Même si depuis le 20 février, les Marocains essayent de se rassembler et de faire face aux intimidations et à la désinformation, rien n’est clair, ni les pages Facebook, ni leurs attentes, même la motivation semble leur faire défaut. Une jeune assistante de direction de 25 ans explique qu’elle n’a pas participé aux manifestations qui, selon elle, sont mal organisées. « La plupart des revendications sont classiques. La corruption, le chômage, on est tous conscient de cela mais je ne pense pas que ces problèmes puissent se régler du jour au lendemain. Tout le monde sait que le Maroc a entamé un changement depuis plusieurs années, c’est aussi aux Marocains de changer pour accompagner l’évolution du pays ».

Au contraire, les mécontents refusent d'attendre davantage les résultats d'un processus commencé depuis 10 ans. Pour Rachid, jeune travailleur«il y a deux catégories de personnes. Ceux qui ont peur pour leur morceau de pain, aussi petit soit-il, et ceux qui se battent pour une meilleure distribution des richesses, pour une équité sociale et la séparation du pouvoir et du business. La démocratie de vitrine et la monarchie éclairée a ses limites. Les gens ne demandent pas plus qu’un premier ministre qui soit capable de penser et d’agir indépendamment du bon vouloir du Palais Royal et qui assume la responsabilité de ses abus de pouvoir devant une justice équitable et impartiale. Le changement arrive doucement , le Roi commence à vendre ses parts dans le secteur bancaire et alimentaire notamment.»

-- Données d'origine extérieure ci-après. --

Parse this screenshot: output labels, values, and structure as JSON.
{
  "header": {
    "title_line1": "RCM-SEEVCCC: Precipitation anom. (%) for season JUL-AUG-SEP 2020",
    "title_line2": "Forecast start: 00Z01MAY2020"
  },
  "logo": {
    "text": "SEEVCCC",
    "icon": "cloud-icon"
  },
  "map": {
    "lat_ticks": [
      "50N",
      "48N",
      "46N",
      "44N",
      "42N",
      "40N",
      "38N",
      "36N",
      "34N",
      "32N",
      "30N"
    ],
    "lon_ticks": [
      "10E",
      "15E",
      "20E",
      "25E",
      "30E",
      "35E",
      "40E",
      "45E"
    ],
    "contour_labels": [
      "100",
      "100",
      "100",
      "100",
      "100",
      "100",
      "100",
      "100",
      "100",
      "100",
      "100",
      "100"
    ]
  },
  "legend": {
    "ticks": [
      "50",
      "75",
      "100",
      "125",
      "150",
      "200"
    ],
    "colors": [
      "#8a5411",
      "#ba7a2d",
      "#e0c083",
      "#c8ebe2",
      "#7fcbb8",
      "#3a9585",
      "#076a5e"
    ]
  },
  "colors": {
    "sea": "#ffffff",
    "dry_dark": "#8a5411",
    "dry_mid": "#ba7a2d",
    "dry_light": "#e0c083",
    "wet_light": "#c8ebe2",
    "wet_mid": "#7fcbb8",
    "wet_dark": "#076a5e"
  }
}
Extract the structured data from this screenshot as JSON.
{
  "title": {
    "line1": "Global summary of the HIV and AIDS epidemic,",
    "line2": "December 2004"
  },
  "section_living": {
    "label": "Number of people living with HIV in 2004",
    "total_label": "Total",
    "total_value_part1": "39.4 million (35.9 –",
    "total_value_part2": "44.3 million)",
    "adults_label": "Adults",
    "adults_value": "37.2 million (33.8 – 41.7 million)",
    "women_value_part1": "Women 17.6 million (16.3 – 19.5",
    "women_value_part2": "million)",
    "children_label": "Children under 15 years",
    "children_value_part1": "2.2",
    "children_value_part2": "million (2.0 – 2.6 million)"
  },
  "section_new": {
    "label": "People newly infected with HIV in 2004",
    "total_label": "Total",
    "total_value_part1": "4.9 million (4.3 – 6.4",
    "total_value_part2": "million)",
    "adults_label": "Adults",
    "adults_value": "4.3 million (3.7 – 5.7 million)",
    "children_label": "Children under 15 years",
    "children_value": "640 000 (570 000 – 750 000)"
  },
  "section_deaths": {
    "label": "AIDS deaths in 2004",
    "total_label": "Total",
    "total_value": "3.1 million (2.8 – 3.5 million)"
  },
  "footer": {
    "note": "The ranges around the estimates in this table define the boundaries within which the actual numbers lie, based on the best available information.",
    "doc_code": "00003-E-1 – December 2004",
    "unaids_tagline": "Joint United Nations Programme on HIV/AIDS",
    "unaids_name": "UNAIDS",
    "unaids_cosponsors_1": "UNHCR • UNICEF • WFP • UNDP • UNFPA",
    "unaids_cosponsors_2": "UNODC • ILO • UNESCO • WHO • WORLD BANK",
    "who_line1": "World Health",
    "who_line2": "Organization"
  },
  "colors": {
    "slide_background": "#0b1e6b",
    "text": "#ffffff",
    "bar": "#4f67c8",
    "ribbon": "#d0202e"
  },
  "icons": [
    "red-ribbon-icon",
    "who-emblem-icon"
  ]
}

Le Roi vient de mettre en place un conseil économique et social, qui selon ses propos, serait une instance consultative de cent membres, acteurs socio économiques et associatifs. Elle a pour objectif «d'impulser un développement durable». Un Conseil National des Droits de l'Homme remplace désormais un Conseil Consultatif des droits de l'Homme. Ces réponses ne satisfont pas les manifestants qui préparent un nouveau rassemblement national pour le 20 mars.